Over the weekend, I had the following interaction with a visitor to campus:

“Where are you from?” I asked.

“New York,” he replied. “How about you?”

“I’m from Oakland.”

“Oh, that’s cool. What’s your team?”

“I don’t really follow sports.”


“Uh, if I had to pick one, it’d be the A’s.”

“That’s really sad. I feel really sorry for you.”

I’m like, all right, great—I’m getting my balls busted by another Yankees fan. I’ve had this exact conversation at least five times since I came to Wesleyan, and each time I’ve been less sure of how to respond.

I could always go with, “Well, stereotypically speaking, everyone hates you,” but that’s just diving into a whole history of animosity that I know nothing about.

“Well, we’re in the playoffs this year, and you’re not,” I could say, but that’s something I literally had to look up after the fact, and it’s not a road I want to go down if it comes up again. I mean, what if he asks me to compare playoff histories? Good God, what if he asks me what a playoff is?

This time, I just tried to change the subject.

“Well, the A’s just had that movie ‘Moneyball’ made about them, and that was pretty good, and I’m a film major, so let’s talk about movies.”

“What about ‘61*’?” he shot back. “What about ‘The Babe Ruth Story’? What about ‘The Pride of the Yankees’?”

Seriously? From where I’m sitting, Yankees fans’ immature quest for whatever they’re looking for from the rest of the country—begrudging respect, temper tantrums—has led them down a hole where they have to pathetically assert their dominance not just in the stadium, but across all fields of culture. Ugh, right?! He just…ugh! I haven’t even seen those movies! He hit me where it hurts!

Back in Oakland (I’m basing this claim mostly off high school), fans of the A’s and Giants would always have at each other, but it’s not a conversation you’d ever get sucked into if it weren’t your area of interest. As someone who can enjoy watching sports but gets nauseous from the extremist culture surrounding them, I never had to make “no sports” a huge part of who I am.

The vaguely hippy-ish climate of my Bay Area, akin to Wesleyan’s in a lot of ways, made it such that sports fans never got comfy asserting the importance of last night’s game. They were the odd men (and women, I guess) out, unless they congregated. When sports fans met at my high school, they weren’t just bonding over a common reference point, but establishing an intimate connection. But by interacting with the amazingly diverse student body of New Yorkers here at Wesleyan, I’m beginning to realize that that’s not the case everywhere else.

Aside from my beloved hometown, liberal arts colleges, and Williamsburg, where in the country can I settle that’s free from the threat of sports haranguing? When the small talk at parties I attend shifts from the latest Jezebel articles and experimental rap acts to fantasy teams, where will I stand? At this point, if I found out on the first day of my first real job that the office culture (That’s way too presumptuous. Restaurant kitchen culture? Walmart greeter culture?) puts a premium on sports talk, I’d prefer quitting to going online and doing my damn research.

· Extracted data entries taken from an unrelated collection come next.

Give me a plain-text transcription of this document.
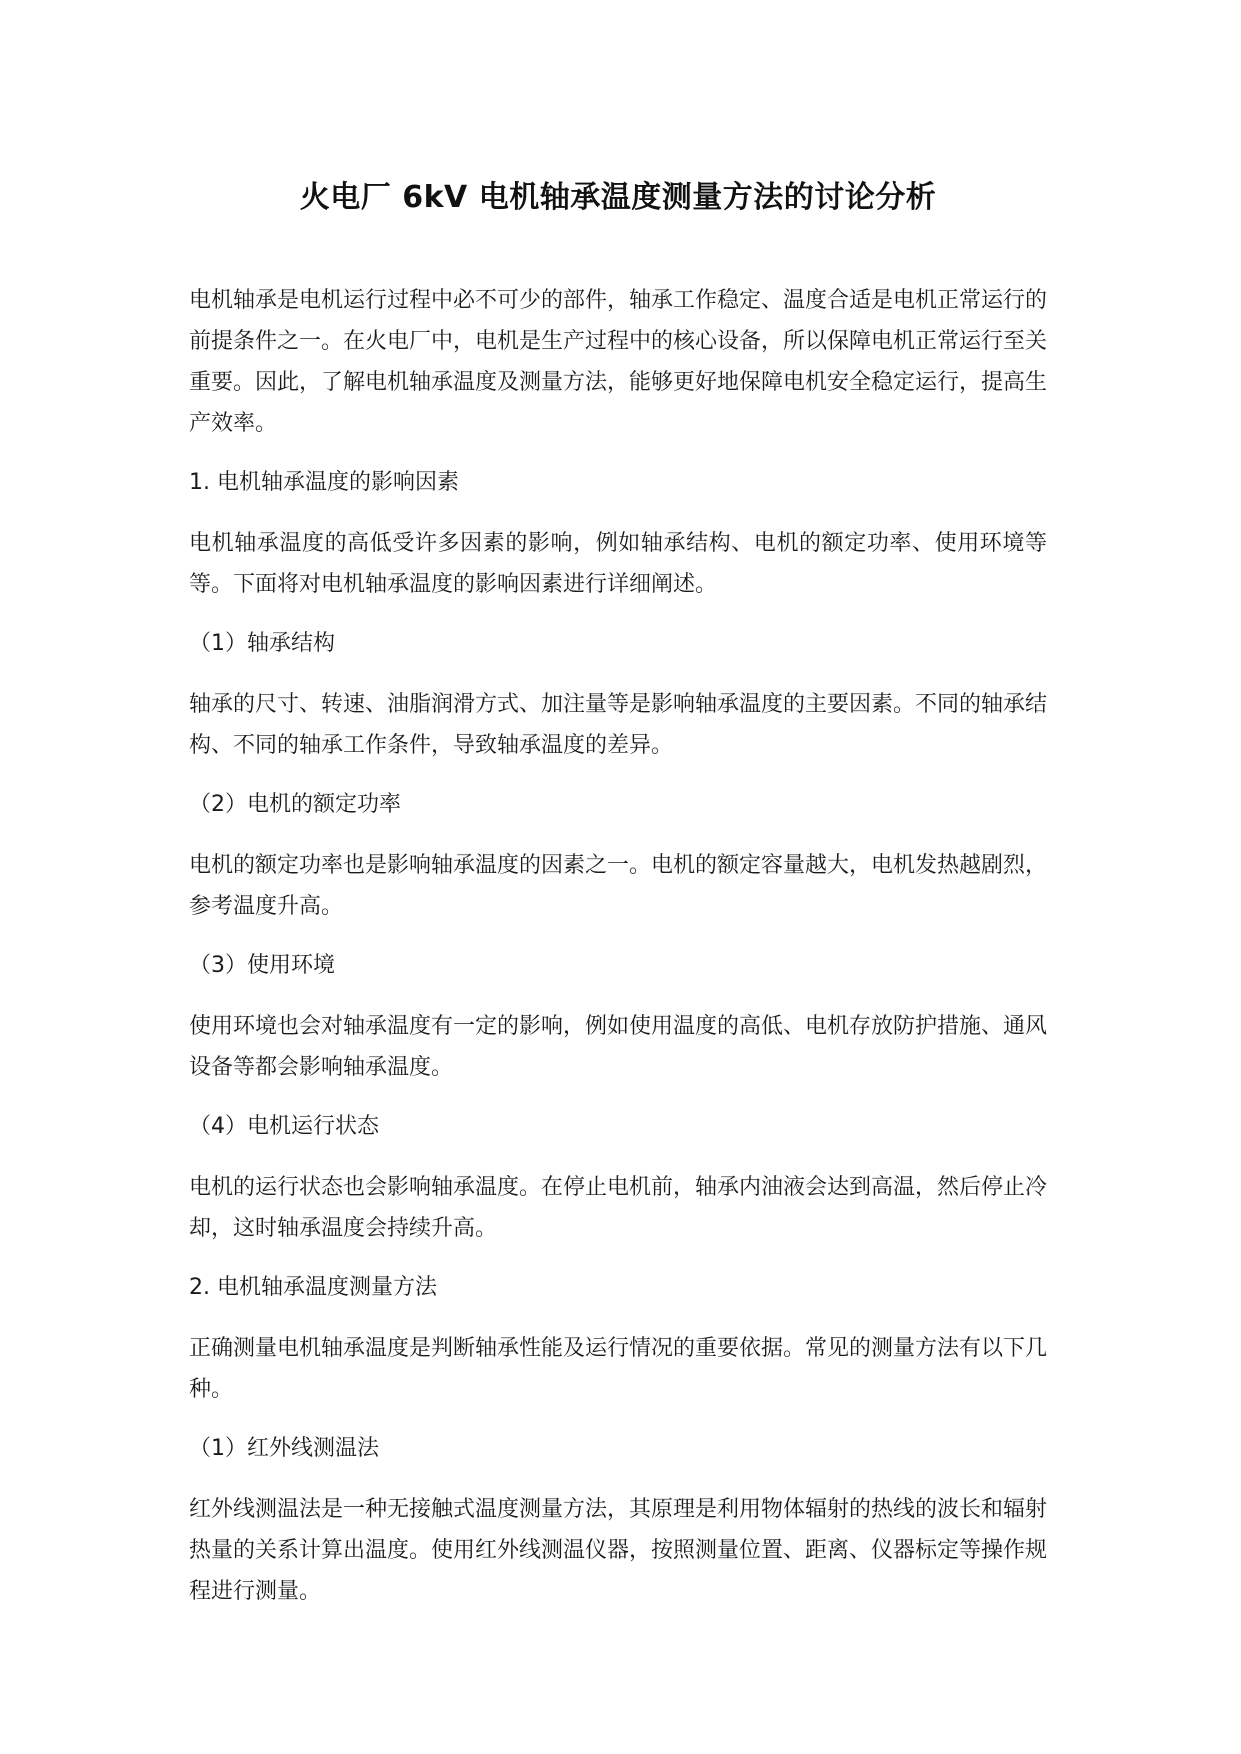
火电厂 6kV 电机轴承温度测量方法的讨论分析

电机轴承是电机运行过程中必不可少的部件，轴承工作稳定、温度合适是电机正常运行的前提条件之一。在火电厂中，电机是生产过程中的核心设备，所以保障电机正常运行至关重要。因此，了解电机轴承温度及测量方法，能够更好地保障电机安全稳定运行，提高生产效率。

1. 电机轴承温度的影响因素

电机轴承温度的高低受许多因素的影响，例如轴承结构、电机的额定功率、使用环境等等。下面将对电机轴承温度的影响因素进行详细阐述。

（1）轴承结构

轴承的尺寸、转速、油脂润滑方式、加注量等是影响轴承温度的主要因素。不同的轴承结构、不同的轴承工作条件，导致轴承温度的差异。

（2）电机的额定功率

电机的额定功率也是影响轴承温度的因素之一。电机的额定容量越大，电机发热越剧烈，参考温度升高。

（3）使用环境

使用环境也会对轴承温度有一定的影响，例如使用温度的高低、电机存放防护措施、通风设备等都会影响轴承温度。

（4）电机运行状态

电机的运行状态也会影响轴承温度。在停止电机前，轴承内油液会达到高温，然后停止冷却，这时轴承温度会持续升高。

2. 电机轴承温度测量方法

正确测量电机轴承温度是判断轴承性能及运行情况的重要依据。常见的测量方法有以下几种。

（1）红外线测温法

红外线测温法是一种无接触式温度测量方法，其原理是利用物体辐射的热线的波长和辐射热量的关系计算出温度。使用红外线测温仪器，按照测量位置、距离、仪器标定等操作规程进行测量。
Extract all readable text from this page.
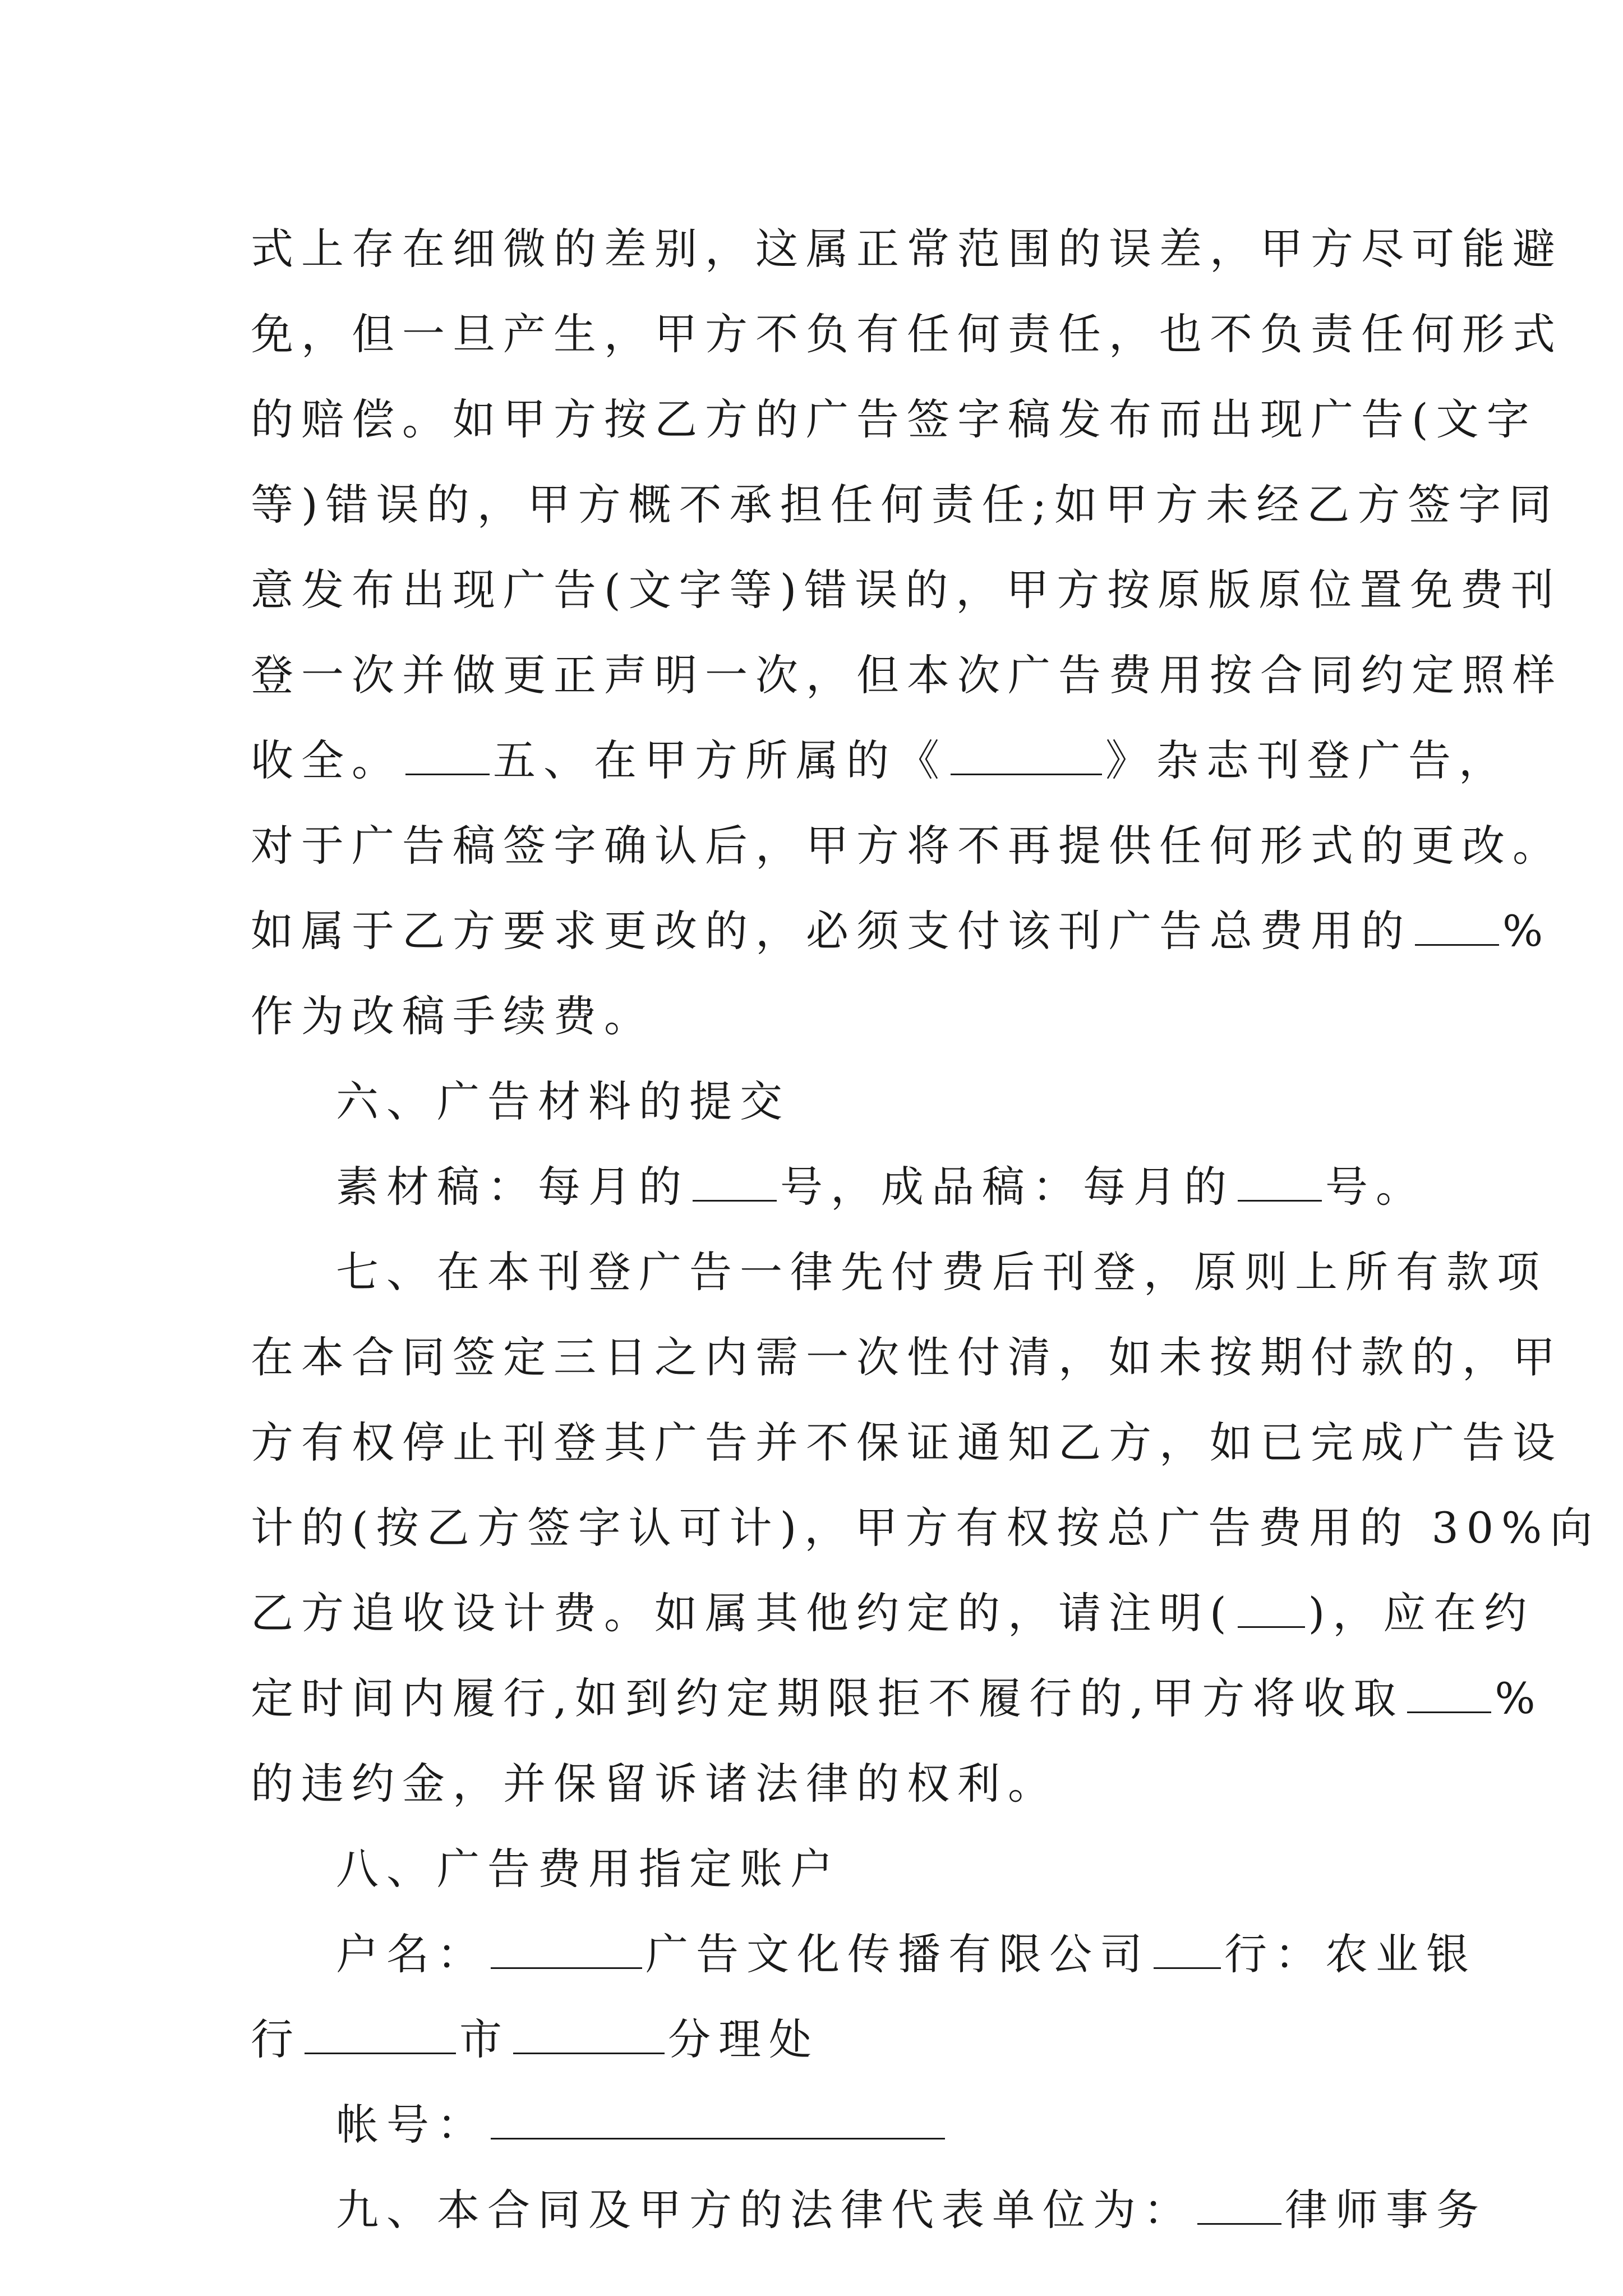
式上存在细微的差别，这属正常范围的误差，甲方尽可能避
免，但一旦产生，甲方不负有任何责任，也不负责任何形式
的赔偿。如甲方按乙方的广告签字稿发布而出现广告(文字
等)错误的，甲方概不承担任何责任;如甲方未经乙方签字同
意发布出现广告(文字等)错误的，甲方按原版原位置免费刊
登一次并做更正声明一次，但本次广告费用按合同约定照样
收全。 五、在甲方所属的《	》杂志刊登广告，
对于广告稿签字确认后，甲方将不再提供任何形式的更改。
如属于乙方要求更改的，必须支付该刊广告总费用的 %
作为改稿手续费。
六、广告材料的提交
素材稿：每月的 号，成品稿：每月的 号。
七、在本刊登广告一律先付费后刊登，原则上所有款项
在本合同签定三日之内需一次性付清，如未按期付款的，甲
方有权停止刊登其广告并不保证通知乙方，如已完成广告设
计的(按乙方签字认可计)，甲方有权按总广告费用的 30%向
乙方追收设计费。如属其他约定的，请注明( )，应在约
定时间内履行,如到约定期限拒不履行的,甲方将收取 %
的违约金，并保留诉诸法律的权利。
八、广告费用指定账户
户名：	广告文化传播有限公司 行：农业银
行	市	分理处
帐号：
九、本合同及甲方的法律代表单位为： 律师事务
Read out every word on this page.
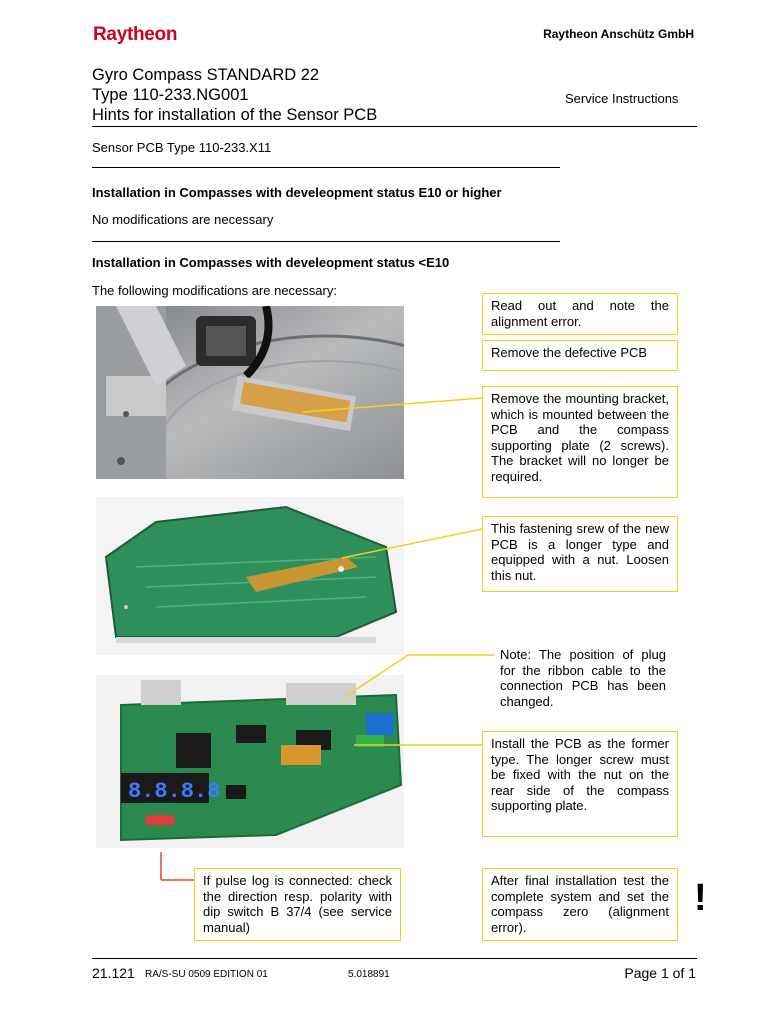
Raytheon	Raytheon Anschütz GmbH
Gyro Compass STANDARD 22
Type 110-233.NG001
Hints for installation of the Sensor PCB
Service Instructions
Sensor PCB Type 110-233.X11
Installation in Compasses with develeopment status E10 or higher
No modifications are necessary
Installation in Compasses with develeopment status <E10
The following modifications are necessary:
8.8.8.8
Read out and note the alignment error.
Remove the defective PCB
Remove the mounting bracket, which is mounted between the PCB and the compass supporting plate (2 screws). The bracket will no longer be required.
This fastening srew of the new PCB is a longer type and equipped with a nut. Loosen this nut.
Note: The position of plug for the ribbon cable to the connection PCB has been changed.
Install the PCB as the former type. The longer screw must be fixed with the nut on the rear side of the compass supporting plate.
If pulse log is connected: check the direction resp. polarity with dip switch B 37/4 (see service manual)
After final installation test the complete system and set the compass zero (alignment error).
!
21.121 RA/S-SU 0509 EDITION 01	5.018891	Page 1 of 1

I couldn’t do that, of course, because money is important, and also because getting along with the people you have to work with is important. Wesleyan’s a fine place to let your freak flag fly and delve into weirdo/elitist hobbies, but when we leave the bubble, like it or not, those common reference points might become a lot closer to our hearts. Not for the purposes of sucking up to people, but for paving the way to the kinds of casual, nourishing connections that we might be taking for granted here at the tiny school of our dreams.

Maybe there are good reasons to get into sports when I graduate. Functional, professional relationships and brief chats with passersby aren’t something that a lot of Wesleyan students have to experience daily; we’re usually either dealing within clear systems of authority or surrounded by people we have things in common with. But where will we be in a year, two years, three? What’s the point in defining yourself in passive opposition to the office’s hangout at a sports bar after work?

My first day of work is going to be like showing up to a party by myself, only there will be no alcohol, and everyone will be a million times more miserable. My closest friends might appreciate my obsession with Godzilla, but that’s not the kind of thing I can spam my coworkers with right out of the gate.

We’ve all got to start somewhere. What can you say?

“Fuck the Yankees. Fuck them all, and their stupid fans.”

Keller is a member of the class of 2014.